Scores = cross_val_score(linreg, X, y, cv=10, scoring=’mean_squared_error’)
np.mean(np.sqrt(-scores))
Output: 165.2232866891297
Conclusion
In conclusion, this task and numerous more examinations that have been done on the bicycle sharing dataset demonstrate that machine learning calculations can be utilized to take care of the forecast issue that is looked by bicycle sharing frameworks in different urban areas on the planet, (Diamond & Boyd 2016 pp.2909-2913). Examination of the client conduct, bike use personal conduct standards taxi be saw in the relapse models executed.
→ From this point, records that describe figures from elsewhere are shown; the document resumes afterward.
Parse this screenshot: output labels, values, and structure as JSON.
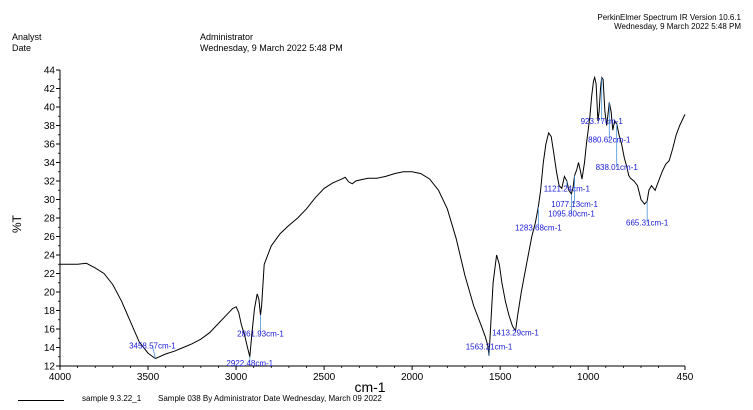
{
  "header": {
    "software": "PerkinElmer Spectrum IR Version 10.6.1",
    "timestamp": "Wednesday, 9 March 2022 5:48 PM",
    "analyst_label": "Analyst",
    "analyst_value": "Administrator",
    "date_label": "Date",
    "date_value": "Wednesday, 9 March 2022 5:48 PM"
  },
  "legend": {
    "sample_name": "sample 9.3.22_1",
    "description": "Sample 038 By Administrator Date Wednesday, March 09 2022"
  },
  "colors": {
    "line": "#000000",
    "annotation": "#1a1ad8",
    "leader": "#4a90d9"
  },
  "chart_data": {
    "type": "line",
    "xlabel": "cm-1",
    "ylabel": "%T",
    "xlim": [
      4000,
      450
    ],
    "ylim": [
      12,
      44
    ],
    "x_reversed": true,
    "xticks": [
      4000,
      3500,
      3000,
      2500,
      2000,
      1500,
      1000,
      450
    ],
    "yticks": [
      12,
      14,
      16,
      18,
      20,
      22,
      24,
      26,
      28,
      30,
      32,
      34,
      36,
      38,
      40,
      42,
      44
    ],
    "grid": false,
    "series": [
      {
        "name": "sample 9.3.22_1",
        "points": [
          [
            4000,
            23.0
          ],
          [
            3900,
            23.0
          ],
          [
            3850,
            23.1
          ],
          [
            3800,
            22.6
          ],
          [
            3750,
            22.0
          ],
          [
            3700,
            20.8
          ],
          [
            3650,
            19.0
          ],
          [
            3600,
            16.8
          ],
          [
            3550,
            14.6
          ],
          [
            3500,
            13.4
          ],
          [
            3458,
            12.8
          ],
          [
            3400,
            13.3
          ],
          [
            3350,
            13.6
          ],
          [
            3300,
            14.0
          ],
          [
            3250,
            14.4
          ],
          [
            3200,
            14.9
          ],
          [
            3150,
            15.6
          ],
          [
            3100,
            16.6
          ],
          [
            3050,
            17.6
          ],
          [
            3020,
            18.2
          ],
          [
            3000,
            18.4
          ],
          [
            2985,
            17.8
          ],
          [
            2970,
            16.5
          ],
          [
            2950,
            15.2
          ],
          [
            2935,
            14.0
          ],
          [
            2922,
            13.0
          ],
          [
            2910,
            15.5
          ],
          [
            2895,
            18.2
          ],
          [
            2880,
            19.8
          ],
          [
            2870,
            19.2
          ],
          [
            2861,
            17.5
          ],
          [
            2855,
            18.5
          ],
          [
            2840,
            23.0
          ],
          [
            2800,
            25.0
          ],
          [
            2750,
            26.3
          ],
          [
            2700,
            27.2
          ],
          [
            2650,
            28.0
          ],
          [
            2600,
            29.0
          ],
          [
            2550,
            30.2
          ],
          [
            2500,
            31.2
          ],
          [
            2450,
            31.8
          ],
          [
            2400,
            32.2
          ],
          [
            2380,
            32.4
          ],
          [
            2360,
            31.9
          ],
          [
            2340,
            31.7
          ],
          [
            2320,
            32.0
          ],
          [
            2300,
            32.1
          ],
          [
            2250,
            32.3
          ],
          [
            2200,
            32.3
          ],
          [
            2150,
            32.5
          ],
          [
            2100,
            32.8
          ],
          [
            2050,
            33.0
          ],
          [
            2000,
            33.0
          ],
          [
            1950,
            32.8
          ],
          [
            1900,
            32.2
          ],
          [
            1850,
            31.0
          ],
          [
            1800,
            29.0
          ],
          [
            1750,
            25.8
          ],
          [
            1700,
            21.8
          ],
          [
            1650,
            18.5
          ],
          [
            1610,
            16.5
          ],
          [
            1585,
            15.2
          ],
          [
            1570,
            14.2
          ],
          [
            1563,
            13.1
          ],
          [
            1555,
            16.0
          ],
          [
            1540,
            21.0
          ],
          [
            1520,
            24.0
          ],
          [
            1505,
            23.0
          ],
          [
            1490,
            21.0
          ],
          [
            1470,
            19.0
          ],
          [
            1450,
            17.5
          ],
          [
            1430,
            16.3
          ],
          [
            1413,
            15.8
          ],
          [
            1400,
            17.5
          ],
          [
            1380,
            20.0
          ],
          [
            1350,
            23.0
          ],
          [
            1320,
            26.0
          ],
          [
            1300,
            27.5
          ],
          [
            1283,
            29.2
          ],
          [
            1270,
            31.0
          ],
          [
            1255,
            34.0
          ],
          [
            1240,
            36.0
          ],
          [
            1225,
            37.2
          ],
          [
            1210,
            36.8
          ],
          [
            1195,
            35.0
          ],
          [
            1180,
            33.0
          ],
          [
            1165,
            31.5
          ],
          [
            1150,
            31.2
          ],
          [
            1135,
            32.5
          ],
          [
            1121,
            32.0
          ],
          [
            1110,
            31.0
          ],
          [
            1095,
            30.6
          ],
          [
            1085,
            31.4
          ],
          [
            1077,
            32.6
          ],
          [
            1065,
            33.2
          ],
          [
            1055,
            34.0
          ],
          [
            1045,
            33.2
          ],
          [
            1035,
            32.2
          ],
          [
            1021,
            34.0
          ],
          [
            1010,
            36.0
          ],
          [
            1000,
            37.5
          ],
          [
            990,
            39.0
          ],
          [
            980,
            41.2
          ],
          [
            970,
            42.8
          ],
          [
            963,
            43.2
          ],
          [
            955,
            42.5
          ],
          [
            945,
            38.5
          ],
          [
            938,
            39.5
          ],
          [
            930,
            42.0
          ],
          [
            923,
            43.2
          ],
          [
            915,
            43.0
          ],
          [
            905,
            39.5
          ],
          [
            895,
            38.0
          ],
          [
            880,
            40.5
          ],
          [
            870,
            39.5
          ],
          [
            860,
            37.5
          ],
          [
            850,
            38.5
          ],
          [
            838,
            38.2
          ],
          [
            825,
            37.0
          ],
          [
            810,
            36.0
          ],
          [
            795,
            34.5
          ],
          [
            780,
            33.5
          ],
          [
            770,
            32.6
          ],
          [
            760,
            32.3
          ],
          [
            740,
            32.0
          ],
          [
            720,
            31.5
          ],
          [
            700,
            30.0
          ],
          [
            680,
            29.5
          ],
          [
            665,
            29.8
          ],
          [
            655,
            31.0
          ],
          [
            640,
            31.5
          ],
          [
            620,
            31.0
          ],
          [
            600,
            32.0
          ],
          [
            580,
            33.0
          ],
          [
            560,
            33.8
          ],
          [
            540,
            34.2
          ],
          [
            520,
            35.5
          ],
          [
            500,
            37.0
          ],
          [
            480,
            38.0
          ],
          [
            460,
            38.8
          ],
          [
            450,
            39.2
          ]
        ]
      }
    ],
    "annotations": [
      {
        "label": "3458.57cm-1",
        "x": 3458,
        "y": 12.8,
        "dx": -3,
        "dy": 14.2
      },
      {
        "label": "2922.48cm-1",
        "x": 2922,
        "y": 13.0,
        "dx": 0,
        "dy": 12.3
      },
      {
        "label": "2861.93cm-1",
        "x": 2861,
        "y": 17.5,
        "dx": 0,
        "dy": 15.5
      },
      {
        "label": "1563.21cm-1",
        "x": 1563,
        "y": 13.1,
        "dx": 0,
        "dy": 14.1
      },
      {
        "label": "1413.29cm-1",
        "x": 1413,
        "y": 15.8,
        "dx": 0,
        "dy": 15.6
      },
      {
        "label": "1283.68cm-1",
        "x": 1283,
        "y": 29.2,
        "dx": 0,
        "dy": 27.0
      },
      {
        "label": "1121.24cm-1",
        "x": 1121,
        "y": 32.0,
        "dx": 0,
        "dy": 31.2
      },
      {
        "label": "1077.13cm-1",
        "x": 1077,
        "y": 32.6,
        "dx": 0,
        "dy": 29.5
      },
      {
        "label": "1095.80cm-1",
        "x": 1095,
        "y": 30.6,
        "dx": 0,
        "dy": 28.5
      },
      {
        "label": "923.77cm-1",
        "x": 923,
        "y": 43.2,
        "dx": 0,
        "dy": 38.5
      },
      {
        "label": "880.62cm-1",
        "x": 880,
        "y": 40.5,
        "dx": 0,
        "dy": 36.5
      },
      {
        "label": "838.01cm-1",
        "x": 838,
        "y": 38.2,
        "dx": 0,
        "dy": 33.5
      },
      {
        "label": "665.31cm-1",
        "x": 665,
        "y": 29.8,
        "dx": 0,
        "dy": 27.5
      }
    ]
  }
}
The numerous tests that have been done in this genuine dataset exhibit how powerful the relapse models can be in tending to the bicycle sharing issue, (Salvatier, Wiecki, Fonnesbeck 2016 p.55).
References
Kiefer, C. and Behrendt, F., 2016. Smart e-bike monitoring system: real-time open source and open hardware GPS assistance and sensor data for electrically-assisted bicycles. IET Intelligent Transport Systems, 10(2), pp.79-88.
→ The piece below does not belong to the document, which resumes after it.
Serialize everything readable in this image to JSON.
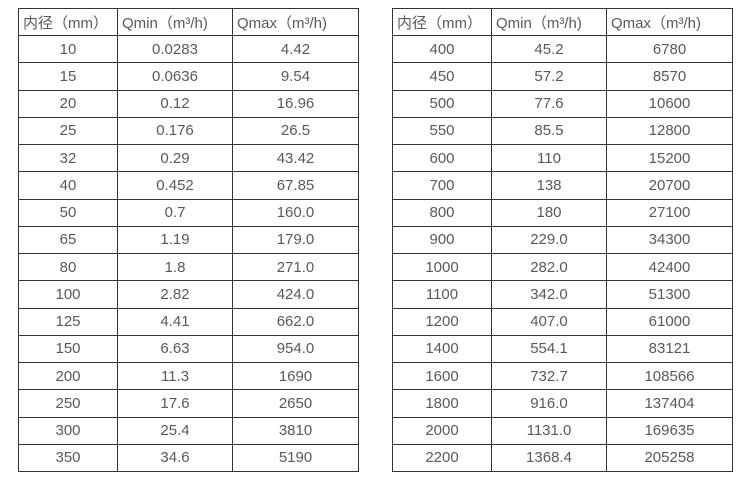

Jian, N., Freund, D., Wiberg, H.M. and Henderson, S.G., 2016, December. Simulation optimization for a large-scale bike-sharing system. In Proceedings of the 2016 Winter Simulation Conference (pp. 602-613). IEEE Press.
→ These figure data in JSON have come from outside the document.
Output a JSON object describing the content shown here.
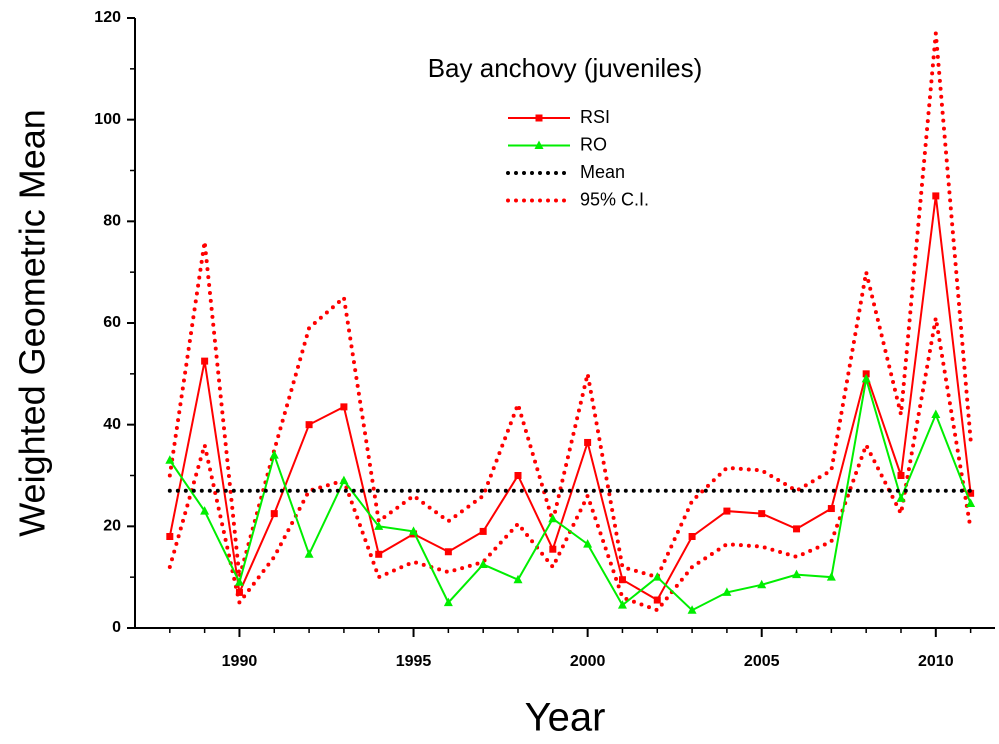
{
  "chart_data": {
    "type": "line",
    "title": "Bay anchovy (juveniles)",
    "xlabel": "Year",
    "ylabel": "Weighted Geometric Mean",
    "x": [
      1988,
      1989,
      1990,
      1991,
      1992,
      1993,
      1994,
      1995,
      1996,
      1997,
      1998,
      1999,
      2000,
      2001,
      2002,
      2003,
      2004,
      2005,
      2006,
      2007,
      2008,
      2009,
      2010,
      2011
    ],
    "series": [
      {
        "name": "RSI",
        "color": "#ff0000",
        "marker": "square",
        "style": "solid",
        "values": [
          18,
          52.5,
          7,
          22.5,
          40,
          43.5,
          14.5,
          18.5,
          15,
          19,
          30,
          15.5,
          36.5,
          9.5,
          5.5,
          18,
          23,
          22.5,
          19.5,
          23.5,
          50,
          30,
          85,
          26.5
        ]
      },
      {
        "name": "RO",
        "color": "#00ee00",
        "marker": "triangle",
        "style": "solid",
        "values": [
          33,
          23,
          9,
          34,
          14.5,
          29,
          20,
          19,
          5,
          12.5,
          9.5,
          21.5,
          16.5,
          4.5,
          10,
          3.5,
          7,
          8.5,
          10.5,
          10,
          49,
          25.5,
          42,
          24.5
        ]
      },
      {
        "name": "Mean",
        "color": "#000000",
        "marker": "none",
        "style": "dotted",
        "values": [
          27,
          27,
          27,
          27,
          27,
          27,
          27,
          27,
          27,
          27,
          27,
          27,
          27,
          27,
          27,
          27,
          27,
          27,
          27,
          27,
          27,
          27,
          27,
          27
        ]
      }
    ],
    "ci": {
      "name": "95% C.I.",
      "color": "#ff0000",
      "style": "dotted",
      "upper": [
        30,
        76,
        10,
        35,
        59,
        65,
        21,
        26,
        21,
        26,
        44,
        21,
        50,
        12,
        10,
        25,
        31.5,
        31,
        27,
        31,
        70,
        42,
        117,
        37
      ],
      "lower": [
        12,
        36,
        5,
        14,
        27,
        29,
        10,
        13,
        11,
        13,
        20.5,
        12,
        26,
        6,
        3.5,
        12,
        16.5,
        16,
        14,
        17,
        36,
        22.5,
        61,
        19.5
      ]
    },
    "xlim": [
      1987,
      2011.7
    ],
    "ylim": [
      0,
      120
    ],
    "xticks": [
      1990,
      1995,
      2000,
      2005,
      2010
    ],
    "yticks": [
      0,
      20,
      40,
      60,
      80,
      100,
      120
    ],
    "xminorticks": [
      1988,
      1989,
      1991,
      1992,
      1993,
      1994,
      1996,
      1997,
      1998,
      1999,
      2001,
      2002,
      2003,
      2004,
      2006,
      2007,
      2008,
      2009,
      2011
    ],
    "yminorticks": [
      10,
      30,
      50,
      70,
      90,
      110
    ],
    "grid": false
  }
}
Rivers, K. and Koedinger, K.R., 2017. Data-driven hint generation in vast solution spaces: a self-improving python programming tutor. International Journal of Artificial Intelligence in Education, 27(1), pp.37-64.
Orfanakis, V. and Papadakis, S., 2016, December. Teaching basic programming concepts to novice programmers in secondary education using Twitter, Python, Ardruino and a coffee machine. In Hellenic Conference on Innovating STEM Education (HISTEM), Greece.
Salvatier, J., Wiecki, T.V. and Fonnesbeck, C., 2016. Probabilistic programming in Python using PyMC3. PeerJ Computer Science, 2, p.55.
Carpenter, B., Gelman, A., Hoffman, M.D., Lee, D., Goodrich, B., Betancourt, M., Brubaker, M., Guo, J., Li, P. and Riddell, A., 2017. Stan: A probabilistic programming language. Journal of statistical software, 76(1).
Kumar, S., Vo, A.D., Qin, F. and Li, H., 2016. Comparative assessment of methods for the fusion transcripts detection from RNA-Seq data. Scientific reports, 6, p.21597.
Diamond, S. and Boyd, S., 2016. CVXPY: A Python-embedded modeling language for convex optimization. The Journal of Machine Learning Research, 17(1), pp.2909-2913.